Tate describes mark making this way:
“Mark making describes the different lines, dots, marks, patterns, and textures we create in an artwork. It can be loose and gestural or controlled and neat. It can apply to any material used on any surface: paint on canvas, ink or pencil on paper, a scratched mark on plaster, a digital paint tool on a screen, a tattooed mark on skin…even a sound can be a form of mark making. Artists use gesture to express their feeling and emotions in response to something seen or something felt – or gestural qualities can be used to create a purely abstract composition.”
So what is a line then? There are many teaching aids for drawing and line making. The online Student Art Guide describes it this way:
“When we first picked up a pen or pencil and started making marks on paper, we began with line. Whether self-taught, through trial and error, or guided by others, we learned how line defines form, creates structure, divides a frame, traces contour, creates tonal variation (cross-hatching, for example) and leads the eye from one part of a work to another. Initially a mechanism for getting outlines onto paper – identifying edges – we begin to applaud lines for their own merit: celebrate their presence…whether a quiet flick of charcoal on paper or a streak of graphite.”
There were plenty more examples online if you are really interested. Bottom line, I think I hit the nail on the head with my easy going way of describing it to my friend. Not only is the word part of my foundation, it also has personal meaning for me as an artist.
“Because I was taught to call it that.  A mark is different from a line.
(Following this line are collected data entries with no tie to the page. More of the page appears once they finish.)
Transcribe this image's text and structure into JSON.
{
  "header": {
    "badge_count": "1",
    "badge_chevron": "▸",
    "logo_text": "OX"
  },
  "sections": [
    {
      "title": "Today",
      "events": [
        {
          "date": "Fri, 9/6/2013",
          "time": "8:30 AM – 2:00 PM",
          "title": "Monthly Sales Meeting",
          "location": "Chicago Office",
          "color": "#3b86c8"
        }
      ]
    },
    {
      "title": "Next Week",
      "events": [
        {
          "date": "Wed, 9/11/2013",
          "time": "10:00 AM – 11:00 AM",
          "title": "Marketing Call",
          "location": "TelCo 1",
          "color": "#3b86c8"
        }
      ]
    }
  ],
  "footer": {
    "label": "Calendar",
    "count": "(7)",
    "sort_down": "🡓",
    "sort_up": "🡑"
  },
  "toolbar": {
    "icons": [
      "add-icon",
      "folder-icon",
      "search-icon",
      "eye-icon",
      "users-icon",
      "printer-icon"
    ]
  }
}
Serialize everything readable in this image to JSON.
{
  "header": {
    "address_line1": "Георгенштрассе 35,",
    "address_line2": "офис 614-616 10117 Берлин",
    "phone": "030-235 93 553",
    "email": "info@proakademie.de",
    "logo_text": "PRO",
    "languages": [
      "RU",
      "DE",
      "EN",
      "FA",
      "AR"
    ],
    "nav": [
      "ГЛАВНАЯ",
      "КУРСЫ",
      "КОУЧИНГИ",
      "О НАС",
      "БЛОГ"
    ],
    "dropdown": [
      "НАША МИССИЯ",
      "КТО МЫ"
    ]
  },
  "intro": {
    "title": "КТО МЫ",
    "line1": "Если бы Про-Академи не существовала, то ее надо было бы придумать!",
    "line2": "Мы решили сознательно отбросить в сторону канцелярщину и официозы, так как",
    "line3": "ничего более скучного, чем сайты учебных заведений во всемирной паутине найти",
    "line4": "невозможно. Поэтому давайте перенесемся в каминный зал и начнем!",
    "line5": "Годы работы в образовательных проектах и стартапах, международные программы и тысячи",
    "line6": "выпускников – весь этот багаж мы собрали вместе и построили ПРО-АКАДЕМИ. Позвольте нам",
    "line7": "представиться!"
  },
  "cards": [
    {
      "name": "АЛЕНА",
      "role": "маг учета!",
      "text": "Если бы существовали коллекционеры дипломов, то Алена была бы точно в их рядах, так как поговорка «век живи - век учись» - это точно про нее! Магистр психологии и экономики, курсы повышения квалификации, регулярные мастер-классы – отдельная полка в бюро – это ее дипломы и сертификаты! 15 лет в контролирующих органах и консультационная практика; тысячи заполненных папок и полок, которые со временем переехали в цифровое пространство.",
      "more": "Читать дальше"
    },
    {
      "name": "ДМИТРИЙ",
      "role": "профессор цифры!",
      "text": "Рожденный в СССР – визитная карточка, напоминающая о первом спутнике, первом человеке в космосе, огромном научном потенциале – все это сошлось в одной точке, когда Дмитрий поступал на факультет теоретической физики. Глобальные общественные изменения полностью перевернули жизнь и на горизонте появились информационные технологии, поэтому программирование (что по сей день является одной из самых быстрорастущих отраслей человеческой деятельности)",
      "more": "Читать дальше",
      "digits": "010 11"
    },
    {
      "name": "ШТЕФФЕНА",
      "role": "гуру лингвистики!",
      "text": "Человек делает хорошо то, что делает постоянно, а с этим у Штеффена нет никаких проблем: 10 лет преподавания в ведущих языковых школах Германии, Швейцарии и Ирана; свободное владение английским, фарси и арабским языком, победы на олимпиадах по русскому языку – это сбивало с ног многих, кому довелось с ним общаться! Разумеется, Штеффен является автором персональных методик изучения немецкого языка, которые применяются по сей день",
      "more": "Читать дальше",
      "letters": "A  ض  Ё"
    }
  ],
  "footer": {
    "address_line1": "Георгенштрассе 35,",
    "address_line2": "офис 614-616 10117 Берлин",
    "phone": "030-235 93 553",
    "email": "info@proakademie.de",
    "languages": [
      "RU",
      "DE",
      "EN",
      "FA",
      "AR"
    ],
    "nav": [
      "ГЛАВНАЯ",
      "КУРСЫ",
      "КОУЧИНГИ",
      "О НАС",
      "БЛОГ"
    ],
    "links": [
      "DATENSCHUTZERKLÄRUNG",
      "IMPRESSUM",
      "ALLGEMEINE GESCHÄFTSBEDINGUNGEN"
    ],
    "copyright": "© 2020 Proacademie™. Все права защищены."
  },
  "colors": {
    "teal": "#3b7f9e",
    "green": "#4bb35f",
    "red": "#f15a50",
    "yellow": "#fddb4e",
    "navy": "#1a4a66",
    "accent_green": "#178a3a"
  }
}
Marks do not conjure up thinking of the usual like straight lines and curved lines do. Marks conjure up personality, spirit and soul.  That, I just made up but it is how I feel.“

“Mark making is just a “new” term for drawing a line. If you explore blind contour drawings and gestural drawings, you will see the insertion of the artist's spirit into the line back when the lines were called blind contour and gestural.”

The more I think about my friend's question, the more I think she had her own answer and knew what I was going to say. But, she asked anyway because we are friends and I appreciate thinking about these things and am glad others like to think also.

So, the work I am posting with this blog is a flower piece I just finished. Remember, I said that I like flower pieces because they loosen me up. Well, this one did just the opposite. It began with watercolor washes and my intent to paint a large red flower with green complementary colors. Green and Yellow. And this is how it ended up some 20 layers of paint later. This one did anything but loosen me up! But you have to say the mark making in the work is very evident – or are they lines?